In the morning, the Animorphs unanimously vote to immediately evacuate their families. Through somewhat comical sequences of events, Cassie and Rachel reveal to their families the truth of the invasion and evacuate them to the Hork-Bajir valley. Marco helps with evacuating Cassie's mother and father, and Ax helps with evacuating Rachel's mother and sisters. Jake then tries to evacuate his parents, as well, with Tobias and Ax's help, the plan being to subdue Tom and starve the Yeerk out of him, at long last freeing Jake's brother.  But they appear to be out of the house when the Animorphs arrive.  In fact, Tom's Yeerk has already had Jake's parents infested, and they spring a trap for the waiting Animorphs.  They escape, and Jake morphs falcon in front of the Yeerks, because he wants to show that he has been fighting all along to inspire fear in the Yeerks and hope in his family that he will rescue them.  Still, after their escape, Jake vents to Tobias and Ax that he regrets telling the rest of the team to sleep on their decision, as he could've saved his parents and Tom by at least evacuating them the night before.  After Ax promises Jake that they will eventually rescue his family "when the time is right," Tobias breaks off from them to go visit Loren again.

Tobias morphs his mother's guide dog and spends the night at his mother's house. In the morning, he finally meets Loren, whom he discovers had lost her memory in an accident years before (an event that Tobias knows was manipulated by the Ellimist).  But she knew she did have a son, and hoped that he was happy.  Tobias laments the fact that he never knew her, and tells her he needed a mother.  Tobias then returns to the Hork-Bajir valley and hatches a scheme to help Loren escape by giving her the morphing power.  Jake is resistant to the plan, at first, but ultimately relents, though he does so under the condition that he recruits Rachel and Marco to the plan.

Tobias returns to Loren's house two days later (to make certain that Loren has not already been infested with a Yeerk) with Rachel and Marco's help, and he gives Loren the morphing cube, which grants her the morphing power.  She acquires Tobias's DNA, morphs him in hawk form, and they embark on a desperate escape, which leads to another battle that they barely escape.  During it, Tobias is nearly killed by a Dracon beam, but Loren puts herself in its path to keep him safe from it, nearly dying in the process.  To avoid dying from her injuries, Tobias persuades Loren to demorph, but she is reluctant to do so, as she does not wish to be blind again.  However, after convincing her that all of her prior injuries, including her blindness, would also be healed, she ultimately demorphs and is indeed able to see, with every injury from her accident indeed healed.  They then complete the battle and escape the Yeerks.

Loren is then evacuated to the Hork-Bajir valley.

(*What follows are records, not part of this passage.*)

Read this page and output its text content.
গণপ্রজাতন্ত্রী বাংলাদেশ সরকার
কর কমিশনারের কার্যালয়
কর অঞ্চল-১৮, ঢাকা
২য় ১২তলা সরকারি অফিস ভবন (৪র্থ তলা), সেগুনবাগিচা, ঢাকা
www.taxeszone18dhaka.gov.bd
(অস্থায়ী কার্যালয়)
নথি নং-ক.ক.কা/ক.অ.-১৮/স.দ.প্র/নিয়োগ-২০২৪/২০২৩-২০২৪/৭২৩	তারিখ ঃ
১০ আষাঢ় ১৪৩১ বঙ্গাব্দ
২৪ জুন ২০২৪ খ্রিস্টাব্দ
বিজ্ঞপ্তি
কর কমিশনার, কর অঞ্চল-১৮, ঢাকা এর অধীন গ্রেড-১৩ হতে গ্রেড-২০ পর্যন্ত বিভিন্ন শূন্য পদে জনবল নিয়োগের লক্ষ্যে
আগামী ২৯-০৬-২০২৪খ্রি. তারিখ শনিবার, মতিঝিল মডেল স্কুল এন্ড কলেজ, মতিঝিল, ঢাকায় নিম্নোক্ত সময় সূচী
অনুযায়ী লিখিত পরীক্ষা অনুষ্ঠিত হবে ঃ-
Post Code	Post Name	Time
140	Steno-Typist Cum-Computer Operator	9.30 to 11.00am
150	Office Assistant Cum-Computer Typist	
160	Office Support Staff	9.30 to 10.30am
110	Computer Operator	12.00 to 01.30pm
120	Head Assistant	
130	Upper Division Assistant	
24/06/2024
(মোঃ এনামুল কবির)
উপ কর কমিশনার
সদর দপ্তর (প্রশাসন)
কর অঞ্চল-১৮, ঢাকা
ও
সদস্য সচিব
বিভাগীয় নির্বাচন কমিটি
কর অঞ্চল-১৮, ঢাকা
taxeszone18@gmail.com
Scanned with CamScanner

The morphing ability has restored Loren's vision, but not her memories. Tobias still longs for his mother's love and affection, which she displays for her beloved guide dog, but not for him.  However, Tobias remembers that she did throw herself in front of danger to protect him.  Later, he concludes the book by assuring Jake that they will rescue his parents.  They still have the chance as long as they are alive, as it is clear that Visser One is keeping them that way to lure Jake in.

Contributions to the series' story arc
Cassie and Rachel reveal the war with the Yeerks to their families and evacuate their homes.
Jake's parents are, with Tom's help, captured by the Yeerks and made into Controllers.
Tobias makes contact with his mother and evacuates her to the Free Hork-Bajir colony.
Loren gains the ability to morph.

Morphs

Despite acquiring the German shepherd morph, Marco and Rachel do not morph into it.